July 29, 2016AllPro Sports Training

Fantasy Sports – Is This the Real Life?

One of my favorite hobbies is fantasy sports. If I were a little older, I’d probably be working with ESPN, Yahoo, Draft Kings or Fan Duel to pioneer their fantasy sports lines. However, I was born about 10-15 years too late, thanks Mom and Dad.

I believe I like it so much because I become invested in the success of varying teams or athletes that I wouldn’t otherwise be. Furthermore, I can compete with my friends, coworkers, and family; as a former athlete, I love and seek out competition. Additionally, it’s gambling without the social label of gambling (although I think that perception is changing). There are others that empathize with me and the rising level of fantasy sports proves that.

There’s even a “Fantasy Sports Trade Association” (FTSA). I didn’t know that until google searching it 5 minutes ago.

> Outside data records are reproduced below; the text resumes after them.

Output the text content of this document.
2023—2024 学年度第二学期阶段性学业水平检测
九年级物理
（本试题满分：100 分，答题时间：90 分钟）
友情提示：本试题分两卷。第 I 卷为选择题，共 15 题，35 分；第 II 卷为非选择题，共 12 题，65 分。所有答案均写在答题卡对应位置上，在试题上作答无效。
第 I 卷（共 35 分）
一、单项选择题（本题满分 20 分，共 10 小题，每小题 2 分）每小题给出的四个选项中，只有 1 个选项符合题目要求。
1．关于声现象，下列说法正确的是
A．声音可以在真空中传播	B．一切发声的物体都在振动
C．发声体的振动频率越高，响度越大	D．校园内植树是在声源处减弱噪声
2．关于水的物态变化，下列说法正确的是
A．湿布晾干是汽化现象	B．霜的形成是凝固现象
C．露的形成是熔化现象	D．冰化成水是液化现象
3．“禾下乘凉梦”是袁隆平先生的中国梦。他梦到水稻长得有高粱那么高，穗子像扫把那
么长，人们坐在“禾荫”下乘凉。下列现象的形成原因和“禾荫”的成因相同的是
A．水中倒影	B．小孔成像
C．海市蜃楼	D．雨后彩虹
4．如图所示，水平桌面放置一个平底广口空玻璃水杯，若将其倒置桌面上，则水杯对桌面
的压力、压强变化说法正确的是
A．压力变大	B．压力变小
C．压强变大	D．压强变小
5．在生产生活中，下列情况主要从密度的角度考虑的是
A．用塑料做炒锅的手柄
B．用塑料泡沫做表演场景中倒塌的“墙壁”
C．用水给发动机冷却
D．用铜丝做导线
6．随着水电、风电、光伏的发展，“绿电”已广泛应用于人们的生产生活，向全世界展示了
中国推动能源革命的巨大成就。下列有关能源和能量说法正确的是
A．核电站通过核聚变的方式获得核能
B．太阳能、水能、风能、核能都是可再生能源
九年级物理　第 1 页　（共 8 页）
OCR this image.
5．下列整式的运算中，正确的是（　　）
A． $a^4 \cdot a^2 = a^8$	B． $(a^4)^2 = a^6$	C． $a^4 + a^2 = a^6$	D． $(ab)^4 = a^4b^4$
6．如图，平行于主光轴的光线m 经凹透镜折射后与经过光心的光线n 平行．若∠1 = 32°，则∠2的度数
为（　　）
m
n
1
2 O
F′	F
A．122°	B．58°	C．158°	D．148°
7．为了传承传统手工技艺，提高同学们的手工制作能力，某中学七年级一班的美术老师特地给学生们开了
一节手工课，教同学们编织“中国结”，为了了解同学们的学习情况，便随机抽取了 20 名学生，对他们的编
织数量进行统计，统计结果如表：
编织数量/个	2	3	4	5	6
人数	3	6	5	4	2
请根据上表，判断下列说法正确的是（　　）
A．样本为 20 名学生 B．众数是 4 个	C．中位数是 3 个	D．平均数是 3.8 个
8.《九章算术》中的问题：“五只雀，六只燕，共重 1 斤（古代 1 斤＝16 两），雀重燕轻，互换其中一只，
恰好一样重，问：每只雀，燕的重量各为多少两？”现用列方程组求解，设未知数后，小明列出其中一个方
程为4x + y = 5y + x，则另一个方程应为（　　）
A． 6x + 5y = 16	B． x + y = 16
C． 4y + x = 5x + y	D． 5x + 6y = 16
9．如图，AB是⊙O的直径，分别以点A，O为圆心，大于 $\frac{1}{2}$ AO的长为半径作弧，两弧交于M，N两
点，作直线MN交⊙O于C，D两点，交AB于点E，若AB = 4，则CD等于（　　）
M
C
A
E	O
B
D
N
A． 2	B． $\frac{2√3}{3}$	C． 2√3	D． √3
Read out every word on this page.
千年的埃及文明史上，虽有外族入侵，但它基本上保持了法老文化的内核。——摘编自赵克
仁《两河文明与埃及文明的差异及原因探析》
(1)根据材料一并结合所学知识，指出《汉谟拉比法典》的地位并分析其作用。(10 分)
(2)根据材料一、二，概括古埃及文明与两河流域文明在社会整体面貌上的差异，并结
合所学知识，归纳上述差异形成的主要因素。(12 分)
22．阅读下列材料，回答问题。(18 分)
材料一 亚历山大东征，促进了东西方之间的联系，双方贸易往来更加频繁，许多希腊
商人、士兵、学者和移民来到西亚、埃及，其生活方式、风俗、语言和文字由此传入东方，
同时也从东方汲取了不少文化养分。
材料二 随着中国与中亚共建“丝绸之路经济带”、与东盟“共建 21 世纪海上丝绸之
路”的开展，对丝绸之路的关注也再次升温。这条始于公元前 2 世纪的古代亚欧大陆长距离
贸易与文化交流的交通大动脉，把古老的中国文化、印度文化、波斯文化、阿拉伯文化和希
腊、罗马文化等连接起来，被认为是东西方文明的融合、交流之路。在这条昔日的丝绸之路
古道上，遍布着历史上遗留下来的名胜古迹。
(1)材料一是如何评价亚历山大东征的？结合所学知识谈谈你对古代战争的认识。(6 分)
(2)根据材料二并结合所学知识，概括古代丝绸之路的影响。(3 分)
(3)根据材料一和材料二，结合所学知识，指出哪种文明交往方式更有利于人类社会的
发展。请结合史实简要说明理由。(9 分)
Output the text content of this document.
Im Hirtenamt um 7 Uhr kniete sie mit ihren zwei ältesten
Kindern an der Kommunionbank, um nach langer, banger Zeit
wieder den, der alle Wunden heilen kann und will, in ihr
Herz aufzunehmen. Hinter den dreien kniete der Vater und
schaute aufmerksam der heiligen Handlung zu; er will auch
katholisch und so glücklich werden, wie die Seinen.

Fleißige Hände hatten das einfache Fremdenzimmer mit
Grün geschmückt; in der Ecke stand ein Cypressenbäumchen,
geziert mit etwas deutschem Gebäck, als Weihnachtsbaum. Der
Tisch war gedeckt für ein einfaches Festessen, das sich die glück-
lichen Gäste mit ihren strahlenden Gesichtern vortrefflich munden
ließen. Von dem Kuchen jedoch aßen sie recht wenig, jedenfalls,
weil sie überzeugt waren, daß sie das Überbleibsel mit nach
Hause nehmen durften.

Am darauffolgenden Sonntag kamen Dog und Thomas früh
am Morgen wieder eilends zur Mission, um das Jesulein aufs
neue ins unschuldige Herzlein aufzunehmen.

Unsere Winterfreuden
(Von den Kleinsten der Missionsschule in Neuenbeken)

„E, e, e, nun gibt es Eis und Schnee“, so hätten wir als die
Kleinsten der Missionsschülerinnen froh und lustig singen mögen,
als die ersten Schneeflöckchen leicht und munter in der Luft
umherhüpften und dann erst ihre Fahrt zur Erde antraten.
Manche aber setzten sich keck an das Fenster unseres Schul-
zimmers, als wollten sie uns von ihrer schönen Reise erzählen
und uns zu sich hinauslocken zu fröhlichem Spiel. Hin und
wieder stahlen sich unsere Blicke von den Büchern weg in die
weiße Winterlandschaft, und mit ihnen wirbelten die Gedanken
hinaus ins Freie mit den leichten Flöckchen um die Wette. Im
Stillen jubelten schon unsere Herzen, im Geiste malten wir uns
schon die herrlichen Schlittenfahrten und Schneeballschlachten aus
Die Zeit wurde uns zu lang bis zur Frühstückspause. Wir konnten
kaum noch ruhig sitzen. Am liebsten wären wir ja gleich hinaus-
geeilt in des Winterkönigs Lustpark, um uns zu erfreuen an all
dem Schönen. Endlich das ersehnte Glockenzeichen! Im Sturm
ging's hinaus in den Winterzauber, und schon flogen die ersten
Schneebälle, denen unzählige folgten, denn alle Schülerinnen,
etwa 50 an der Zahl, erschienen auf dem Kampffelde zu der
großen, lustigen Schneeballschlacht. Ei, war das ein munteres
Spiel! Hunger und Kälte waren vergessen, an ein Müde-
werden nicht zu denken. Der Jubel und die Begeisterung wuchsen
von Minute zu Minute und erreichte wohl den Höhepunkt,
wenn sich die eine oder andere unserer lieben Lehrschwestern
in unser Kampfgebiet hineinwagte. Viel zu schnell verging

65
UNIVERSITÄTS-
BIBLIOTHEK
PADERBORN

The FTSA has posted on their website industry demographics and I’d love to share a few facts with you from their site:

  • Average age: 38.6
  • College degree: 66%
  • Full-Time employment: 67%
  • Household income over $75,000: 51%
  • Players that “pay to play”: 70%

Here are the most shocking stats that I want to convey separately, for more emphasis:

  • The average amount spent per year, per player over the age of 18 is $556.
  • From 1995 to 2005, the estimated number of players has grown from 3 million to 12.6 million (400% increase).
  • From 2006 to 2016, the estimated number of players has grown from 12.6 million to 56.8 million (450%).
  • 8 million people multiplied by $556 per player makes this about a $31.5 billion industry, annually.

I know what some of you are thinking: “why in the world would someone drop $550 on fantasy sports?”. Usually the response is “But honey, I can win $5000!” (demographics show 66% male, 34% female, by the way). It’s clear, given these statistics, that this is a hobby of middle aged men with discretionary income to do so.

I know that I spend about $80 each year between two football leagues, basketball brackets and the fantasy golf I organize. I have yet to win in 8 years playing. Maybe I should stop. Maybe I should get better.

I think I’ve done a pretty good job of explaining the industry and probably the negative aspects. Therefore, what are the benefits of fantasy sports?

For me, I think the best example of a benefit is that there’s a sense of comradery between those who are in my league. Every week you have a common topic to discuss, talk trash, and join together for. One league I am in has people stationed all around the United States so this is an excellent way for us to keep in touch.

Most others would cite the love of the game, potential monetary gain, the chance to compete again or maybe they like living vicariously through their players. I know that all these reasons might be true but none of them really hold a candle to my first point.

At this point, I’d love to tell you about a fantasy golf game I’m going to create for the FedEx Cup Playoffs coming up. If you’re interested, let me know and I’ll get you on the email list. There’s my shameless plug.

Who knows where the industry will go in the next ten years. It’s hard to imagine it getting much bigger but 20 years ago, the guys who were drafting baseball players off large cardboard posters at the local pub beg to differ. The advent of high speed internet has revolutionized the capabilities in fantasy sport. Maybe there will be a breakthrough in the next 5 years that will once more push the boundaries of fantasy sports. Maybe not.

I’ll be here, still playing, probably still losing money, but I’ll let you know.